Cambaz ile Gambaz’ın ellerinde birer çaltı sopası vardı ki, bu sopalar sığırların sırtına kırbaç gibi inip inip kalkıyordu. Öyle görünüyordu ki, sığırların sabah . eğlencesine katılmalarını cezalandırıyorlardı.

Zavallı hayvanların sırtlarında, çaltı sopalarının izleri, çok şeritli otoyol gibi iz bırakıyordu.

Sığırlar, o kadar kalabalık hayvan topluluğu içerisinde çaresiz, kendilerine yapılan bu hareketlere, belki de utanarak ve sıkılarak da olsa katlanmak zorunda kalıyorlardı.

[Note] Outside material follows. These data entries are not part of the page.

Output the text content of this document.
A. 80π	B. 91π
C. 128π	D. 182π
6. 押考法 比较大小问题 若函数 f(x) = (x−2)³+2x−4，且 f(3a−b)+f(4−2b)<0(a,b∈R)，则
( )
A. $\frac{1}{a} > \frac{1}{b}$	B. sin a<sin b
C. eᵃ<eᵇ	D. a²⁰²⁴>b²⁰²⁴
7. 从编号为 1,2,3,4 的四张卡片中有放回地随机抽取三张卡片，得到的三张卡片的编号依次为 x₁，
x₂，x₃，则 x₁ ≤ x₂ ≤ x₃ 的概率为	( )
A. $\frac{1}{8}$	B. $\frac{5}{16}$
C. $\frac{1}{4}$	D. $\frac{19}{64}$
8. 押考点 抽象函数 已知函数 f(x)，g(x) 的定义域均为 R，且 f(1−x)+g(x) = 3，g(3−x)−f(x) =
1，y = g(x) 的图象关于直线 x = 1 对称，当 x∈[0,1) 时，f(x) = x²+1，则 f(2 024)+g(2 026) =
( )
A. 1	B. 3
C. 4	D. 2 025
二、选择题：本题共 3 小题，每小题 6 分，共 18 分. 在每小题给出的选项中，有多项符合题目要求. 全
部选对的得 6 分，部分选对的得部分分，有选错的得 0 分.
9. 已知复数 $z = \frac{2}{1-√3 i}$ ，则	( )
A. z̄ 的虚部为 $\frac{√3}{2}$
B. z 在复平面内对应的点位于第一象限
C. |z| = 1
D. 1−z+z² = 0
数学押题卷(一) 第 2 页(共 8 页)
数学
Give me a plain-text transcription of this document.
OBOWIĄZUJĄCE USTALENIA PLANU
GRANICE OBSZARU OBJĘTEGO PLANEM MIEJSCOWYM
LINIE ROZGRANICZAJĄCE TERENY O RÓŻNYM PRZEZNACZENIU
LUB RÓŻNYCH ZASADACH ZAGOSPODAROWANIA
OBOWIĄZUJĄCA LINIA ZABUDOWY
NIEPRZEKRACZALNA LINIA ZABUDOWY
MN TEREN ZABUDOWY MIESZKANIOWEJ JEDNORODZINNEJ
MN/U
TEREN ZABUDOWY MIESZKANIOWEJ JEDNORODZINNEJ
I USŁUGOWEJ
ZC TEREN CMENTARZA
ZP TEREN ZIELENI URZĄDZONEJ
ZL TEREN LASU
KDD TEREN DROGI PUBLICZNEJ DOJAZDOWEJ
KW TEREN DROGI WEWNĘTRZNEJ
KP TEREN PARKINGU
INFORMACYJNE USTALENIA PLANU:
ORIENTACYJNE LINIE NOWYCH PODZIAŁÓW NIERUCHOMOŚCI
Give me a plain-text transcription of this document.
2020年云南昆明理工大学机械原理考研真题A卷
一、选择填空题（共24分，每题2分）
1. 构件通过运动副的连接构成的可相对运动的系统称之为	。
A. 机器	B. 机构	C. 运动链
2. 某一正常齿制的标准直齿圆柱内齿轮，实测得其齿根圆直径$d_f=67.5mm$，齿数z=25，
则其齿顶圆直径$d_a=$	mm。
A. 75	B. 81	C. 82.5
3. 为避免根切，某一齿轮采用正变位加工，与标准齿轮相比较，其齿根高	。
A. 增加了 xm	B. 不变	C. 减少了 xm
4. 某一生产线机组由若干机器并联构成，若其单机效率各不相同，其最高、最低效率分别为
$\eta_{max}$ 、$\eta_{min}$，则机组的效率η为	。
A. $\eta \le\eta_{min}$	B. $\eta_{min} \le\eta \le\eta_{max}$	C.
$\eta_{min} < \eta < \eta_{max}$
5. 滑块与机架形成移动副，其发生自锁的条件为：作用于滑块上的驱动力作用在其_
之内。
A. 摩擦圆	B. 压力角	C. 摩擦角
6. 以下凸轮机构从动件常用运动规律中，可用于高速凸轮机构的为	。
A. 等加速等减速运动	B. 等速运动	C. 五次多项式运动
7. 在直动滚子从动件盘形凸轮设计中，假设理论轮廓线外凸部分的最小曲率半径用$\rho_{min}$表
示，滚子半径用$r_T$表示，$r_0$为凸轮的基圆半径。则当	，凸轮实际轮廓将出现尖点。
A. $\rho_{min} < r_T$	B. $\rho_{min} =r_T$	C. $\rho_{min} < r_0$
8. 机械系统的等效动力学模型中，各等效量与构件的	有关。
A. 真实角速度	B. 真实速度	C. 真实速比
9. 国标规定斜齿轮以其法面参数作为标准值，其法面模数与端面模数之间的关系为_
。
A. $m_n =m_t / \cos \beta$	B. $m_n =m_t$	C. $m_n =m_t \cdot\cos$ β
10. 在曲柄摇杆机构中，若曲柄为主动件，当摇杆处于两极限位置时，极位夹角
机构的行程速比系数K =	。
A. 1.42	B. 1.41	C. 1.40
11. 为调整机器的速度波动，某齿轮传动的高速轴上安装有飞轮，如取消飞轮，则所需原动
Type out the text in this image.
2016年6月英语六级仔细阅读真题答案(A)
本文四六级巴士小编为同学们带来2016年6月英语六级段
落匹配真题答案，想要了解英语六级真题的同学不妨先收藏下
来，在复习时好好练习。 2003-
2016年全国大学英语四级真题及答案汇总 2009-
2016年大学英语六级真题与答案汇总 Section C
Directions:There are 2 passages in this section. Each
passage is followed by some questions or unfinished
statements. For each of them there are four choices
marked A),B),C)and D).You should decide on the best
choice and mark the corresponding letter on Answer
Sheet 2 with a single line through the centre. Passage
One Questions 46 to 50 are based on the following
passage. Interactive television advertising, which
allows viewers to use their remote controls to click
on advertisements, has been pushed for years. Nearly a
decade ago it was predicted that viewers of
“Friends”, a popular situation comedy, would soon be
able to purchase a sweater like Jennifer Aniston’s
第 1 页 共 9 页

Çünkü Cambaz ile Gambaz, her gün kendilerine böyle davranıyorlar, etmedik eziyet ve işkence bırakmıyorlardı. Hayvancıklar adeta Çin zulmü görüyorlardı.

***

Cambazın bir babası vardı ki adı Şaki idi. Tam da adının adamıydı. Şaki’nin on, onbeş dolayında sığırları vardı. Bunları Cambaz’a güttürüyordu. Cambaz altı yaşından itibaren sığır çobanlığına başlamıştı. Ne okuması, ne de yazması vardı. Cambazın babası da, zaten hiç okutmayı düşünmemişti.

Cambaz’ın arkadaşları okula giderken, Cambaz’a babası, oğlum okuyup da ne yapacaksın, sanki öğretmen, doktor mu olacaksın? ben nasıl yaşıyorsam sen de öyle yaşa diyordu.

Sen olmasan bu sığırlarımızı kim güdecek sonra, demekten başka bir şey söylemiyordu.

Bir gün Cambaz . babasına şöyle bir soru sordu.

Baba, Şaki ne demek?

Şaki, oğlu Cambaza hiç düşünmeden, şanına uygun olarak şöyle cevap verdi.

Bak oğlum; Şaki demek, yiğitlik, efelik demektir. Şakiler korkmazlar, yol kesip adam soyarlar, adam döverler. İşte karşında gördüğün baban gibi yani.

Cambaz’ın aklına hemen . komşuları Fadime ninesinin söyledikleri geldi.

Cambaz’ın bahsettiği Fadime nine ise, gün görmüş, herkes tarafından sevilen sayılan, görüş ve düşüncelerine her zaman baş vurulan ilim sahibi, bilgili ve faziletli bir hanım efendiydi. Her söylediği, insanların ufkunu açan, kişilere huzur telkin eden cinsten sözlerdi söyledikleri. İşte Cambaz’ın sözünü ettiği Fadime ninesi . böyle bir hanım efendiydi.

Cambaz babasına;

Ama baba geçenlerde Fadime nine, yiğit ve efe insanlar; fakire, yoksula, güçsüze, yardım edenler, düşmanlara karşı korkusuzca savaşanlar demişti bana.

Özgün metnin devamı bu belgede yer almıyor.